Currently, diseases transmitted by the aedes aegypti mosquito in tropical areas have become a great risk to public health in these areas, within these diseases we find members of the Flaviviridae family, the Dengue Virus is the most known among them. Currently, there are other members such as: Chikungunya (CHIKV), Yellow Fever Virus (YFV), ZIKA Virus (ZIKV), etc. Although these diseases are not new in the present, there is no specific treatment to deal with them. Several of these diseases are classified as serious by the World Health Organization - WHO, taking hundreds of lives today. From phylogenetic studies it is known that members of this family possess highly conserved sequences making them an optimal target for drug development. The drug discovery model is not something new, it has traditionally been carried out under the exercise of "trial and error" and, given the arrival of new and increasingly resistant diseases, it was necessary develop new methodologies to accelerate this process.

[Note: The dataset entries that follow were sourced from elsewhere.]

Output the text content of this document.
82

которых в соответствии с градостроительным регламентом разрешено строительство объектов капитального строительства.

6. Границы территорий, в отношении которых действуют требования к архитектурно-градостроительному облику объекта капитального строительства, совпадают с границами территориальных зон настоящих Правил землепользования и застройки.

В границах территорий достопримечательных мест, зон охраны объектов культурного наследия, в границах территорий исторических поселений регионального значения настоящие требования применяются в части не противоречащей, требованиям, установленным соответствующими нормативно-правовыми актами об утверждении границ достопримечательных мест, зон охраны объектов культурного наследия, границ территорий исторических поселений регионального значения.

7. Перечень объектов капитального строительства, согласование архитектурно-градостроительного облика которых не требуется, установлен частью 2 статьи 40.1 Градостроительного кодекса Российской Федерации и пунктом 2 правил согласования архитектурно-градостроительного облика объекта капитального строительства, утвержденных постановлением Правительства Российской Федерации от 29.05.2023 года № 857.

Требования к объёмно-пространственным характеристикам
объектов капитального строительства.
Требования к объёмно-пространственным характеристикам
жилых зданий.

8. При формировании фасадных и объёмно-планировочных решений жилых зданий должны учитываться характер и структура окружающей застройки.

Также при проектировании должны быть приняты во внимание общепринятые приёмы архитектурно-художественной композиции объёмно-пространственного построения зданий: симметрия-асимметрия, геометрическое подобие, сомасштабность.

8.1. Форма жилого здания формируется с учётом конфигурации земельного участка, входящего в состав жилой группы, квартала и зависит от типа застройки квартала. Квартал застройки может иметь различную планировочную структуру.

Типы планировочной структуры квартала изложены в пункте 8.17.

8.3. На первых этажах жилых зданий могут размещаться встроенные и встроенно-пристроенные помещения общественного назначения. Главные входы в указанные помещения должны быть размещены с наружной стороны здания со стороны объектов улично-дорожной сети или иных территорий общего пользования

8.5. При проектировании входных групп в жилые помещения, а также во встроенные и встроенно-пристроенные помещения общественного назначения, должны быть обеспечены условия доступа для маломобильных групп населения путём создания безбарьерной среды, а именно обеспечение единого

Computational chemistry was born from the need to reduce costs, reduce time in drug development and improve the discovery of new compounds, under these three requirements over the years several techniques such as QSAR methods were the fundamental axis of chemoinformatics, With the arrival of the Big Data era, a range of possibilities opens up for the study and development of drugs, such as the implementation of the perturbation theory (PT) and machine learning (ML) models - PTML. Through the use of databases such as ChEMBL it is possible to generate a sufficient data set for the development of a prediction model using PT operators, which are based on moving averages of multiple conditions (Moving Average), which combine the characteristics and simplify data management. In this study, several PTMLLDA prediction models were evaluated based on 47815 tests obtained from ChEMBL, taking as input variables: the reference function, three molecular descriptors: AlogP, MW, TPSA, six test conditions and the interaction between the disturbance conditions and operators. Three different PTML-LDA models were evaluated under different treatments and data processing, the proposed model presents precision values of 77.25%, on the contrary, models Nº2 and Nº3 did not exceed the 77% range in their training stages. The model was validated by ROC curve obtaining a value of 86.2% indicating that the discrimination is exact and not a random pattern. The proposed PTML-LDA model was selected with a specificity of 75.95% and a sensitivity of 78.88% (see table 9). With these values, the evaluation of the model obtained by using its resulting equation (See Eq. 12) was carried out, compared to 45 new compounds synthesized by our research group, obtaining 8 compounds with high probabilities of presenting activity against this type of diseases.